| Scalability, RapidMiner, Preprocessing, PMML | 1 Jul 2009 |
| PMML 4 and Preprocessing Models by Ingo Mierswa | Comment (1) |
A short time ago, the data mining group announced the release of the new version of the PMML standard:
http://www.dmg.org/pmml-v4-0.html
One of my main concerns against PMML always was the fact that no preprocessing models were supported. As I have written before, preprocessing models are a very important feature of RapidMiner. This has a simple reason: in my opinion, processing and transforming the data is probably the most important but also complicated part of data mining. For that reason, the focus in operator development for RapidMiner always was this vital part of data analysis instead of producing hundreds of additional and highly sophisticated learning schemes which would not scale up well enough for large real-world data sets anyway. As a consequence, our preprocessing models were introduced into RapidMiner already several years ago together with lots of operators for the different data transformation tasks.

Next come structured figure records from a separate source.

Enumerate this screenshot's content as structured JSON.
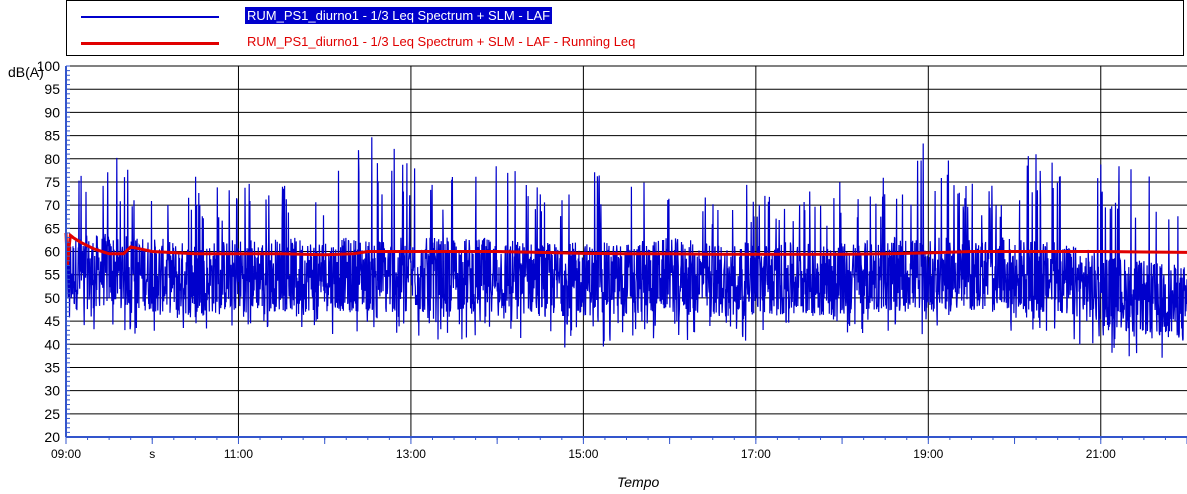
{
  "legend": {
    "items": [
      {
        "label": "RUM_PS1_diurno1 - 1/3 Leq Spectrum + SLM - LAF",
        "color": "#0000cc",
        "selected": true
      },
      {
        "label": "RUM_PS1_diurno1 - 1/3 Leq Spectrum + SLM - LAF - Running Leq",
        "color": "#e00000",
        "selected": false
      }
    ]
  },
  "chart_data": {
    "type": "line",
    "title": "",
    "xlabel": "Tempo",
    "ylabel": "dB(A)",
    "ylim": [
      20,
      100
    ],
    "y_ticks": [
      20,
      25,
      30,
      35,
      40,
      45,
      50,
      55,
      60,
      65,
      70,
      75,
      80,
      85,
      90,
      95,
      100
    ],
    "xlim": [
      "09:00",
      "22:00"
    ],
    "x_ticks": [
      "09:00",
      "s",
      "11:00",
      "13:00",
      "15:00",
      "17:00",
      "19:00",
      "21:00"
    ],
    "grid": true,
    "legend_position": "top",
    "series": [
      {
        "name": "RUM_PS1_diurno1 - 1/3 Leq Spectrum + SLM - LAF",
        "color": "#0000cc",
        "x": [
          "09:00",
          "09:30",
          "10:00",
          "10:30",
          "11:00",
          "11:30",
          "12:00",
          "12:30",
          "13:00",
          "13:30",
          "14:00",
          "14:30",
          "15:00",
          "15:30",
          "16:00",
          "16:30",
          "17:00",
          "17:30",
          "18:00",
          "18:30",
          "19:00",
          "19:30",
          "20:00",
          "20:30",
          "21:00",
          "21:30",
          "22:00"
        ],
        "min": [
          43,
          42,
          42,
          43,
          44,
          43,
          42,
          43,
          41,
          41,
          41,
          40,
          38,
          41,
          41,
          40,
          41,
          45,
          42,
          42,
          42,
          42,
          43,
          42,
          38,
          37,
          35
        ],
        "max": [
          80,
          81,
          77,
          77,
          75,
          76,
          78,
          85,
          83,
          78,
          80,
          76,
          78,
          78,
          79,
          74,
          76,
          73,
          76,
          78,
          84,
          75,
          79,
          84,
          80,
          78,
          66
        ],
        "median": [
          55,
          56,
          55,
          54,
          55,
          55,
          55,
          55,
          55,
          55,
          55,
          54,
          54,
          54,
          55,
          54,
          54,
          54,
          54,
          55,
          55,
          55,
          55,
          54,
          52,
          50,
          49
        ]
      },
      {
        "name": "RUM_PS1_diurno1 - 1/3 Leq Spectrum + SLM - LAF - Running Leq",
        "color": "#e00000",
        "x": [
          "09:00",
          "09:01",
          "09:03",
          "09:05",
          "09:10",
          "09:20",
          "09:30",
          "09:40",
          "09:45",
          "10:00",
          "10:30",
          "11:00",
          "11:30",
          "12:00",
          "12:20",
          "12:30",
          "13:00",
          "13:30",
          "14:00",
          "14:30",
          "15:00",
          "15:30",
          "16:00",
          "16:30",
          "17:00",
          "17:30",
          "18:00",
          "18:30",
          "19:00",
          "19:30",
          "20:00",
          "20:30",
          "21:00",
          "21:30",
          "22:00"
        ],
        "values": [
          64,
          57,
          63.5,
          63,
          62,
          60.5,
          59.5,
          59.5,
          61,
          60,
          59.5,
          59.5,
          59.5,
          59.3,
          59.5,
          60,
          60,
          60,
          60,
          59.8,
          59.6,
          59.5,
          59.5,
          59.4,
          59.4,
          59.4,
          59.4,
          59.5,
          59.7,
          60,
          60,
          60,
          60,
          59.9,
          59.8
        ]
      }
    ]
  }
}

With version 3, the PMML standard also started to support first preprocessing models. This was actually the first step towards a more scalable direct-in-database processing and analysis. I was really keen on seeing the next major version of PMML and checking out if more preprocessing steps would have been supported. And indeed, several new models were added and PMML seems to become a standard for the description of (almost) the complete analysis process which can then be deployed directly in the database. And for us, this means that PMML will gain more weight for the future development and will be a topic for future releases again.
Until then, a combination of the cached database access from RapidMiner, the layered view stack on data sets, and scalable analysis methods like Naive Bayes will be the solution for using RapidMiner on data sets of almost arbitrarily sizes.